Italia, si rischia manovra aggiuntiva. Pimco non esclude recessione

21 Gennaio 2019, di Mariangela Tessa

Per il 2019 l’economia italiana rischia di chiudersi con una crescita dello 0,8%, al di sotto quindi delle stime del governo, che mettono in conto un aumento dell’1%. Sono le stime della la Cgia di Mestre, che non escludere “una manovra correttiva già prima dell’estate”.

“A seguito del rallentamento dell’economia mondiale, degli effetti ancora molto incerti della Brexit e a causa della cessazione del Quantitative easing avvenuta il 31 dicembre scorso, mai come quest’anno è estremamente difficile prevedere come andrà l’economia italiana” scrive la Cgia, che aggiunge: “Con meno disoccupati e un po’ di occupati in più,  il reddito delle famiglie è destinato a salire dell’1,5%. Seppur in frenata, l’export salirà del 2,9%, a dimostrazione che le nostre produzioni continuano aessere apprezzate dai mercati internazionali”.
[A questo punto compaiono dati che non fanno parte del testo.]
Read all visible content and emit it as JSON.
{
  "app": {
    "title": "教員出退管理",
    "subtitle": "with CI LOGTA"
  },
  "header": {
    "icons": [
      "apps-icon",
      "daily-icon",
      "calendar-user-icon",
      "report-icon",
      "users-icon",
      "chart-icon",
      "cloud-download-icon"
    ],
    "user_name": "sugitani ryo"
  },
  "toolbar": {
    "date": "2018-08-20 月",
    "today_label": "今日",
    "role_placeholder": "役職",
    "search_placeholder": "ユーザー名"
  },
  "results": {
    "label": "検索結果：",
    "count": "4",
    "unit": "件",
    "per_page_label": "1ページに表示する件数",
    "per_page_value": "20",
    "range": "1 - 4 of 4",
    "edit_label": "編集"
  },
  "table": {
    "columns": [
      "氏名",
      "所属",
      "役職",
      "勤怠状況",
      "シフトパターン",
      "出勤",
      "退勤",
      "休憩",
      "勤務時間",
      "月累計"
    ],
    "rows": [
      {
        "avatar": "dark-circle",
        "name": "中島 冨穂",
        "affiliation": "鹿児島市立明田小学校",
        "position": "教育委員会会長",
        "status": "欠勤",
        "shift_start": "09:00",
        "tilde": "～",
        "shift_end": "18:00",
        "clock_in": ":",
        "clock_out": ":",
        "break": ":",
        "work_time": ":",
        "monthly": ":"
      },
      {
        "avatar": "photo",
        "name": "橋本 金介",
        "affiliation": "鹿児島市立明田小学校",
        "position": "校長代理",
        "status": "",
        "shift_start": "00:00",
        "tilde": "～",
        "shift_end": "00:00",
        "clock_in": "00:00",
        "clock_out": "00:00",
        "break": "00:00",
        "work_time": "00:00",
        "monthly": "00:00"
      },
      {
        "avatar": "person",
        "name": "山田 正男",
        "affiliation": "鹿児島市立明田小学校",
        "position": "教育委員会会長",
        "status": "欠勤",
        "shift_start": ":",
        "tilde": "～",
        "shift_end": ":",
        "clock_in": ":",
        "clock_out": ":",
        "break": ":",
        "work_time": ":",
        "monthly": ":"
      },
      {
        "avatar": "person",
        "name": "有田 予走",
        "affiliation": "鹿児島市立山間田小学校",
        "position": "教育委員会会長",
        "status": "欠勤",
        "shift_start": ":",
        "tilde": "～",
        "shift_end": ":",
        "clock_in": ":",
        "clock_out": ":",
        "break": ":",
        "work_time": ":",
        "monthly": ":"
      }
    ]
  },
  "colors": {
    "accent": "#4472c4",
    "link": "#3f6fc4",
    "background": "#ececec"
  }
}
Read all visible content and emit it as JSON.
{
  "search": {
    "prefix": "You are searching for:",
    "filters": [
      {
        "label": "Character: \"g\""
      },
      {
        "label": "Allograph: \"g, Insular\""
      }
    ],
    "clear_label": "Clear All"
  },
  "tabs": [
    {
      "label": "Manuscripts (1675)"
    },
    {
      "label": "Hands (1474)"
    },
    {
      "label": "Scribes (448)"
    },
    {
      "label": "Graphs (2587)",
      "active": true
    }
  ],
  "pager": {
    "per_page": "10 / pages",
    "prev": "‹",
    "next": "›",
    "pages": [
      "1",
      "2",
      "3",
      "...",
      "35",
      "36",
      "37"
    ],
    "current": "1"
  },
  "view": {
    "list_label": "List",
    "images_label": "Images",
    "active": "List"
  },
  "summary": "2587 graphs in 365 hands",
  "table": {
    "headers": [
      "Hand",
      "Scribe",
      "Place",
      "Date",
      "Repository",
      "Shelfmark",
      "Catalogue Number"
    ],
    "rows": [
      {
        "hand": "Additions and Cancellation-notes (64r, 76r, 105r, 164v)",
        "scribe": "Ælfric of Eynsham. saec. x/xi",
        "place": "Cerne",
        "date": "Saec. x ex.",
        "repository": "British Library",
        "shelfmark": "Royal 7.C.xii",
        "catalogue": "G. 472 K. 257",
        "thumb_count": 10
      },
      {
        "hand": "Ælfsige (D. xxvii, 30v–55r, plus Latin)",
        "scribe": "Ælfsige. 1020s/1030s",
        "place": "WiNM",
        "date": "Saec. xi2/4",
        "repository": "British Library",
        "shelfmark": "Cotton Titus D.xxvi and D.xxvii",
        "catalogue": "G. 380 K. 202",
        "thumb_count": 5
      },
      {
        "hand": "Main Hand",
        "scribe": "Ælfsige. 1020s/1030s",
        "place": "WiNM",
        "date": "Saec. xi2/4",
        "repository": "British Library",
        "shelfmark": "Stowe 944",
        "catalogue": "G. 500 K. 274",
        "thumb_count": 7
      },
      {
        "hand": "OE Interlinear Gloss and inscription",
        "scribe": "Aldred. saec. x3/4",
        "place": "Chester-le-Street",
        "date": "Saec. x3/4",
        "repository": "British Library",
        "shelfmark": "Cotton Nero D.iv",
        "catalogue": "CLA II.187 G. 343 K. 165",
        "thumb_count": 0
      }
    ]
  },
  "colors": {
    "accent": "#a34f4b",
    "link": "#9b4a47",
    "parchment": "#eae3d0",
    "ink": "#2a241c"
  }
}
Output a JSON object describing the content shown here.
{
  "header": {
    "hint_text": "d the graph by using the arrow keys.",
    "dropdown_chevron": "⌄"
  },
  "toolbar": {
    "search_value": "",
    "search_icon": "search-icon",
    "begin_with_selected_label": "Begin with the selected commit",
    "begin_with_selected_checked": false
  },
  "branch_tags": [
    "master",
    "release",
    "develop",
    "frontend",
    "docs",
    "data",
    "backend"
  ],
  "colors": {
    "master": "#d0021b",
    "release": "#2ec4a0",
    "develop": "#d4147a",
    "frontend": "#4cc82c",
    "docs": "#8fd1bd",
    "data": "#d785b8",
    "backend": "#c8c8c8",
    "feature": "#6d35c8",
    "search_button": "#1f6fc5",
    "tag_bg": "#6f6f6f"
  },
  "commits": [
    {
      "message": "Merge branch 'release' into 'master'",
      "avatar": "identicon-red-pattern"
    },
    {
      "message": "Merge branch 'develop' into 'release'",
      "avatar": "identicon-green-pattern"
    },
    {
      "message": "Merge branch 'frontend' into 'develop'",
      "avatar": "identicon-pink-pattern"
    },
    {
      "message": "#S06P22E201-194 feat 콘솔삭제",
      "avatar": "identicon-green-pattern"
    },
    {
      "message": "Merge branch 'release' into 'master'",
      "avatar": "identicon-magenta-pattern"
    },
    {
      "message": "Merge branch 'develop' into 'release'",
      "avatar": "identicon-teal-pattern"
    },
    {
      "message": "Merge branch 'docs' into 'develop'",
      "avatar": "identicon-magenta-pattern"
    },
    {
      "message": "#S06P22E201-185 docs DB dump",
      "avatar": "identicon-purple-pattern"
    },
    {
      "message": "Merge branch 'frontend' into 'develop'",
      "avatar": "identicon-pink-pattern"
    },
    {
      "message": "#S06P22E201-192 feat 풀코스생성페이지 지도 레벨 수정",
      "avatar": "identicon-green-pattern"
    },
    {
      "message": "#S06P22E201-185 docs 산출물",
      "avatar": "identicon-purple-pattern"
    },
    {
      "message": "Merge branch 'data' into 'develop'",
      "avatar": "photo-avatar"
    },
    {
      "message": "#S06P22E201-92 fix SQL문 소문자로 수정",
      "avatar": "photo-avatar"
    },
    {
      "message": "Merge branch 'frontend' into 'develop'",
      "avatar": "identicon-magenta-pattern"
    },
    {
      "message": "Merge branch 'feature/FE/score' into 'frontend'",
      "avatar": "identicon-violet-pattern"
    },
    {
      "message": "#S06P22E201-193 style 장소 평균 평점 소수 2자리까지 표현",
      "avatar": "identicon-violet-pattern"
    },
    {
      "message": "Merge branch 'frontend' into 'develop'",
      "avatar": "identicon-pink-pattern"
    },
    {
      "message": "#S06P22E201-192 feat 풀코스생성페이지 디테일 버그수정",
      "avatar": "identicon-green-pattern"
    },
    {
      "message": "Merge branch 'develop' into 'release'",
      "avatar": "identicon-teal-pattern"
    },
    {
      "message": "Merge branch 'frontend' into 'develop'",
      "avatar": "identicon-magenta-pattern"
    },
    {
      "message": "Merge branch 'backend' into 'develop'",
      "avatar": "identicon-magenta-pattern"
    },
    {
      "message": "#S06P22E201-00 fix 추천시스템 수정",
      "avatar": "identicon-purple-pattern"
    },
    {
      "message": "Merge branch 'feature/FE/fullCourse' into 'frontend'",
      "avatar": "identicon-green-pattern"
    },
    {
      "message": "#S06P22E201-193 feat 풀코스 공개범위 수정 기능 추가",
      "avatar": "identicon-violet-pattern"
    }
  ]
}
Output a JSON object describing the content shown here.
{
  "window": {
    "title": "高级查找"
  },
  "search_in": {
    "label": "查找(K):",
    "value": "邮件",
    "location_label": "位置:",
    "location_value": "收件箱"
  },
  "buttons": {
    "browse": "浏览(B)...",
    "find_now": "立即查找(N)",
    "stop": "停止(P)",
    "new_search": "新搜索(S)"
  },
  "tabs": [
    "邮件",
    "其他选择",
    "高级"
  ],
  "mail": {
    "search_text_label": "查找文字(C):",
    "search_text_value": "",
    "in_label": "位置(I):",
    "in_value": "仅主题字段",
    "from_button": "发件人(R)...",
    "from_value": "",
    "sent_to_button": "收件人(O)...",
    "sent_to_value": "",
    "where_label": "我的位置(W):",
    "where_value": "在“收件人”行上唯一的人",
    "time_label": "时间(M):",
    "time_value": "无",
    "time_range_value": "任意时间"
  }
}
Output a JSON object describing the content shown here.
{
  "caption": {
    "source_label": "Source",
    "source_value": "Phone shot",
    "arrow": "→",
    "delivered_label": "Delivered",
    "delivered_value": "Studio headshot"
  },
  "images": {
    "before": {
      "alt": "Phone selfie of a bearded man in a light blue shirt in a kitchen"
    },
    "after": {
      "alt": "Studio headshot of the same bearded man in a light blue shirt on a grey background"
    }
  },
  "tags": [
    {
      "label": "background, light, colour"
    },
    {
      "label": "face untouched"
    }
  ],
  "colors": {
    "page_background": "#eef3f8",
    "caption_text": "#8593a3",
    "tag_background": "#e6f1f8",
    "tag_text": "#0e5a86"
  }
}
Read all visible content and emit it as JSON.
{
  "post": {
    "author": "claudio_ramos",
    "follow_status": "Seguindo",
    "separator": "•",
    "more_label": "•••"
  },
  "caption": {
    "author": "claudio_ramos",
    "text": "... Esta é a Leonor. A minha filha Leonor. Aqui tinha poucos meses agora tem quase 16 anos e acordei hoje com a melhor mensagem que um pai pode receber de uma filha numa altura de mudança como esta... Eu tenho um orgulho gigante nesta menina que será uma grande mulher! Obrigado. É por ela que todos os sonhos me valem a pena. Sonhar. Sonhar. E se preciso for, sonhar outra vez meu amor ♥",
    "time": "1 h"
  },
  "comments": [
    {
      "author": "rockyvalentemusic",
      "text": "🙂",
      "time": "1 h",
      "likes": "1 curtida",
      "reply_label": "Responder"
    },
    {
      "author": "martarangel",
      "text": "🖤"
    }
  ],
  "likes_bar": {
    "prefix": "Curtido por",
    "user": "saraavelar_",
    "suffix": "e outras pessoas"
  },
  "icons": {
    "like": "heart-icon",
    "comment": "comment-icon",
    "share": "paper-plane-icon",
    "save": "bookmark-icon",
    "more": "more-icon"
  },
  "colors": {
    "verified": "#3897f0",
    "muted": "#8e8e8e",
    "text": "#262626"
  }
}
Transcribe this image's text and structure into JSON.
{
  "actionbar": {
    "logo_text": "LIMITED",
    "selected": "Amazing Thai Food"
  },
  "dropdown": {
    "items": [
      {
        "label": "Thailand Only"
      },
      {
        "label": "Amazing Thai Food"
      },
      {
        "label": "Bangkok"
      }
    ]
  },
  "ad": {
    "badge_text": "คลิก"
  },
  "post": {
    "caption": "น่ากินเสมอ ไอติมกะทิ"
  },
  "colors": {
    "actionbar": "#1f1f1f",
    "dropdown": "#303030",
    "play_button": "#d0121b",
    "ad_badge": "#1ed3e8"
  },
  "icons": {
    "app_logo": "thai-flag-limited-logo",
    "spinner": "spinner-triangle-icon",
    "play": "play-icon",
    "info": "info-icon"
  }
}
La Cgia ipotizza una manovra “già prima dell’estate” anche perché tutti i principali organismi internazionali e nazionali stanno rivedendo al ribasso le stime di crescita” e “con un Pil più basso di quello previsto nella legge di Bilancio 2019, il rapporto deficit/Pil finirebbe per essere più alto del 2,04%“impostoci” da Bruxelles”.

È uno scenario, conclude il rapporto,

“che, ovviamente, è da scongiurare, visto che entro la fine di quest’anno bisognerà trovare 23 miliardi per evitare l’aumento dell’Iva dal 2020. Va segnalato, infine, che con una crescita del Pil 2019 nettamente inferiore all’1%, nessun altro Paese, come ha avuto modo di segnalare la Commissione europea, farà peggio di noi, anche quest’anno”.

Ma se le previsioni della Cgia di Mestre sono grigie, una view ancora più pessimista è stata delineata da Pimco, uno dei principali gruppi di investimento internazionali, specializzato nel reddito fisso (gruppo Allianza)

“In Italia la crescita economica nel 2019 sarà pari a zero, ma non escludiamo un dato negativo e quindi una lieve recessione” si legge in un riport diffuso pochi giorni fa. “Rispetto ad altre case di investimento la nostra valutazione è più pessimistica”, precisa Nicola Mai, responsabile della ricerca per l’area europea di Pimco. Da questa visione negativa sulla crescita deriva anche la considerazione che “nel medio termine deficit e debito saliranno”.

In un contesto macro negativo, gli esperti di Pimco confermano la loro view sui titoli di stato nel breve periodo.

“Fino a quando non ci sarà una vera rottura degli equilibri manterremo la nostra posizione leggermente sottopesata sui Btp italiani, così come abbiamo fatto ad agosto quando ci fu la prima impennata dello spread”, aggiunge Mai.